What is Gastroesophageal Reflux Disease (GERD)?

Gastroesophageal Reflux Disease, or GERD, is a chronic disease that causes persistent heartburn and can be very painful. Symptoms other than abdominal pain are bad breath, a bitter taste in the mouth, excessive saliva, regurgitation and the presence of heartburn more than once a day. The highest incident group for GERD is infants. Because the symptoms which may indicate GERD are so common place and not associated with disease it is imperative to see a medical doctor for proper diagnosis and treatment. GERD is not simply bad heartburn but a medical condition with biological causes and treatment needs to be undertaken on a long term basis. And conversely although heartburn is usually the biggest indicator of GERD it is quite possible to present the condition without any heartburn at all.

 

What causes Gastroesophageal Reflux Disease (GERD)

At the end of the esophagus where it enters the stomach is a round muscle that is a one way valve. This valve is called the lower esophageal sphincter (LES) and its sole function is to prevent the food and stomach acid from flowing backwards up the esophagus toward the mouth. Although science can not provide an explanation as to why this sometimes happens, in about 7% of the population this valve malfunctions. When the valve doesn’t close properly that highly corrosive stomach acid is constantly leaking back into the esophagus. This condition is known as Gastroesophageal Reflux Disease, or GERD, and is more commonly referred to as acid reflux.

 

Treatment for Gastroesophageal Reflux Disease (GERD)

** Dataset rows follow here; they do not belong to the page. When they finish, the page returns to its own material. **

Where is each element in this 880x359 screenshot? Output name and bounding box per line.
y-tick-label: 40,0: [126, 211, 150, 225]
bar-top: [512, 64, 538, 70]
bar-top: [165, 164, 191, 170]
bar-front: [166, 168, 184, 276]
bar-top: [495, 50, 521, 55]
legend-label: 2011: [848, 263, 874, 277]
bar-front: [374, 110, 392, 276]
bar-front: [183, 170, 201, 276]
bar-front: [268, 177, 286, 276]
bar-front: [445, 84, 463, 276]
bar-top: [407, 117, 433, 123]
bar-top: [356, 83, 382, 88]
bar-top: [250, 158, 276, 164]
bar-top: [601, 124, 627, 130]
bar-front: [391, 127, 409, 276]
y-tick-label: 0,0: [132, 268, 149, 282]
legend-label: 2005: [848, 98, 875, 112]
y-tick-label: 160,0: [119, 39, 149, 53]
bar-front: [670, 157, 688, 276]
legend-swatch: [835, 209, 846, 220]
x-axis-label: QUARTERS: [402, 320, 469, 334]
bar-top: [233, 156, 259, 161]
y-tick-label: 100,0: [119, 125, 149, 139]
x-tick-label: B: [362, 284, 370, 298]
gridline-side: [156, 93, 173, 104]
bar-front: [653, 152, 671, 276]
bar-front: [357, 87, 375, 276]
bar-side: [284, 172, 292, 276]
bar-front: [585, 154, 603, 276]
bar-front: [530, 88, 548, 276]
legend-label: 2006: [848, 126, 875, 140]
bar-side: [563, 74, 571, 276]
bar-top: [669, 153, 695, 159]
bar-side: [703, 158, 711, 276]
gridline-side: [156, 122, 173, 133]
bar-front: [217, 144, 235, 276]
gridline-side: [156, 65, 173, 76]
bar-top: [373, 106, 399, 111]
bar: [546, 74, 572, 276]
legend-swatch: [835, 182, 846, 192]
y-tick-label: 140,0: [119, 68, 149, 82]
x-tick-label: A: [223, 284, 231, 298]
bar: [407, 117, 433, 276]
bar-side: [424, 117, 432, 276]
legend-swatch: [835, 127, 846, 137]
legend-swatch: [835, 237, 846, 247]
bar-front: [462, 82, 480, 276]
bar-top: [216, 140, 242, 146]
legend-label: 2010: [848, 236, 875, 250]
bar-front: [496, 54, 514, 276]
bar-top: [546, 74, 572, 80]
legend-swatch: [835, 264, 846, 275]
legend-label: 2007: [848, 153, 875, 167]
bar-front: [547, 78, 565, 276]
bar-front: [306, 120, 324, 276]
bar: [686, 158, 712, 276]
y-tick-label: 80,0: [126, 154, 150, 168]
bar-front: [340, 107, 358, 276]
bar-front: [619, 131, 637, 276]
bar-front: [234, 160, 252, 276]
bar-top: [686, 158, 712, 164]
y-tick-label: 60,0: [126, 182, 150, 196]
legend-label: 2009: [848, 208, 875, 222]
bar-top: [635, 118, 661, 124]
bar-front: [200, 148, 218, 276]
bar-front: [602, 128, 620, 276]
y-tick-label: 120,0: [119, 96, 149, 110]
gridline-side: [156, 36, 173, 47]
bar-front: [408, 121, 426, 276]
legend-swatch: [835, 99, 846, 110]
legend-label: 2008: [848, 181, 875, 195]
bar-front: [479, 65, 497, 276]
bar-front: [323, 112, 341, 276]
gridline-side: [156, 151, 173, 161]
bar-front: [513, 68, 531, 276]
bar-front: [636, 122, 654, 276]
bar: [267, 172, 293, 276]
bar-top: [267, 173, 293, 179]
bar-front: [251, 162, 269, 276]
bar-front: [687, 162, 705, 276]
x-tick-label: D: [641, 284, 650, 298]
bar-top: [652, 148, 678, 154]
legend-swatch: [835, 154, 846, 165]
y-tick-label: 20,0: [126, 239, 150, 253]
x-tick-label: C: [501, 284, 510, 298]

The two factors of salt intake and smoking are the leading aggravators of GERD. Alcohol, coffee, stress and greasy or oily foods also contribute. Along with lifestyle adjustments such as cutting out foods that antagonize GERD, eating smaller more frequent meals, not lying down for a couple hours after eating and maintaining a healthy body weight, your doctor may also use medications or in extreme cases surgery for effective treatment and relief from acid reflux disease. Once again if you suspect you are suffering from GERD, go and see a physician because it won’t go away by itself and can lead to more serious health issues.